There are many industrial minerals such as chromite, staurolite, and olivine that have some of these characteristics, but only a few have them all. Zircon is a mineral that does contain all of the properties listed and thus is an excellent refractory material.
Elemental zirconium is not found in nature. Instead, zirconium bonds with sodium, calcium, iron, silicon, titanium, thorium, and oxygen to form a number of different zirconium bearing minerals. Of the zirconium minerals, baddeleyite (ZrO2) and zircon (ZrSiO4) are mined on a commercial scale.
Being one of the first minerals to crystallize from an igneous melt, zircon grains are often encased as inclusions in other mineral grains such as feldspar or quartz. Thus, for a zircon grain to become a part of a commercial heavy-mineral deposit it must undergo liberation. As the rocks containing the zircon are exposed at the surface of the earth they are subjected to subaerial weathering.
Zircon, although resistant to external alteration, is subject to internal alteration. Thorium and uranium may substitute for zirconium either in the zircon crystal lattice or in a solid solution. Initial alteration does not substantially affect such physical properties as hardness, specific gravity, or hydration. Zircon that has suffered, this initial internal alteration often has a purplish color and is referred to as hyacinth.
In summary, zircon is a heavy mineral (specific gravity 4.60 – 4.71) that is resistive to external destructive agents such as abrasion and chemical dissolution. It is very stable and can survive many sedimentary cycles.
Origin of Placer Deposits
An original provenance or original source region is required for heavy minerals present in all placer deposits. However, an immediate source for heavy minerals may differ for different deposits. In the case of Trail Ridge in northern Florida, the immediate source of the sands and the heavy minerals that compose the ridge came from sands that underlie the Northern Highlands to the west of the ridge.
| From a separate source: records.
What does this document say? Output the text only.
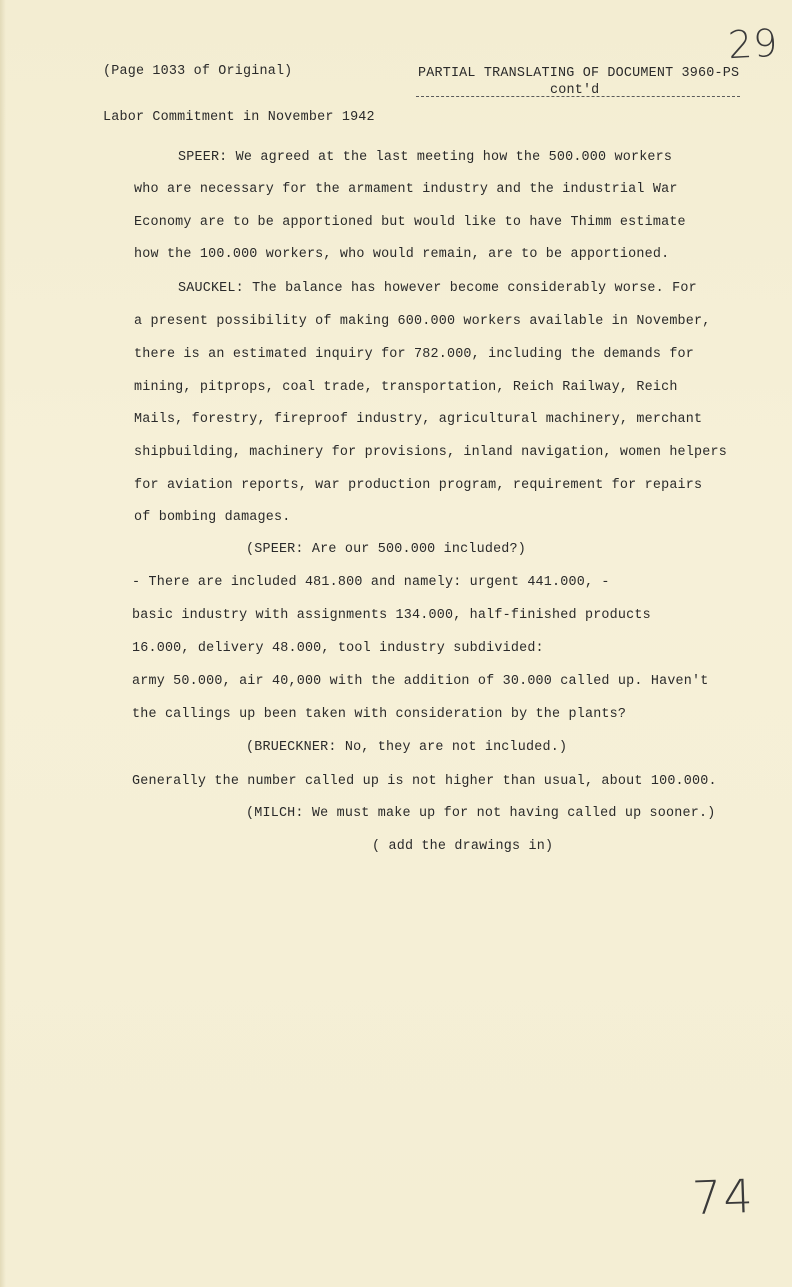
29
(Page 1033 of Original)	PARTIAL TRANSLATING OF DOCUMENT 3960-PS
cont'd
Labor Commitment in November 1942
SPEER: We agreed at the last meeting how the 500.000 workers
who are necessary for the armament industry and the industrial War
Economy are to be apportioned but would like to have Thimm estimate
how the 100.000 workers, who would remain, are to be apportioned.
SAUCKEL: The balance has however become considerably worse. For
a present possibility of making 600.000 workers available in November,
there is an estimated inquiry for 782.000, including the demands for
mining, pitprops, coal trade, transportation, Reich Railway, Reich
Mails, forestry, fireproof industry, agricultural machinery, merchant
shipbuilding, machinery for provisions, inland navigation, women helpers
for aviation reports, war production program, requirement for repairs
of bombing damages.
(SPEER: Are our 500.000 included?)
- There are included 481.800 and namely: urgent 441.000, -
basic industry with assignments 134.000, half-finished products
16.000, delivery 48.000, tool industry subdivided:
army 50.000, air 40,000 with the addition of 30.000 called up. Haven't
the callings up been taken with consideration by the plants?
(BRUECKNER: No, they are not included.)
Generally the number called up is not higher than usual, about 100.000.
(MILCH: We must make up for not having called up sooner.)
( add the drawings in)
74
Since the refractory application of zircon products is the focus of this paper, only the physical parameters important to this industry will be discussed.
Refractory uses of zircon require a low interstitial water content. This translates into a low loss on ignition. Excessive internal radiation damage to zircon crystals (metamict zircon) can cause an increase in the loss on ignition of a zircon product. The desire of the refractory market for a low loss on ignition implies that a low picocurie/gram requirement is placed on the zircon product. To obtain this requirement requires a low uranium and thorium content of the zircon grain.
Because zircon has such a wide range of applications, there are some markets where zircon sands are under competitive pressure from less expensive silica sands, olivine sands, staurolite sands, and chromite sands. For example, Du Pont produces a staurolite refractory product from the same Trail Ridge sediments from which various grades of zircon products are produced. This product is produced for the nonferrous segment of the foundry market. In casting metals such as brass and aluminum, the staurolite product offers a relatively high melting point, good refractoriness, and low thermal expansion. Thus, zircon sand producers provide a variety of mineral products.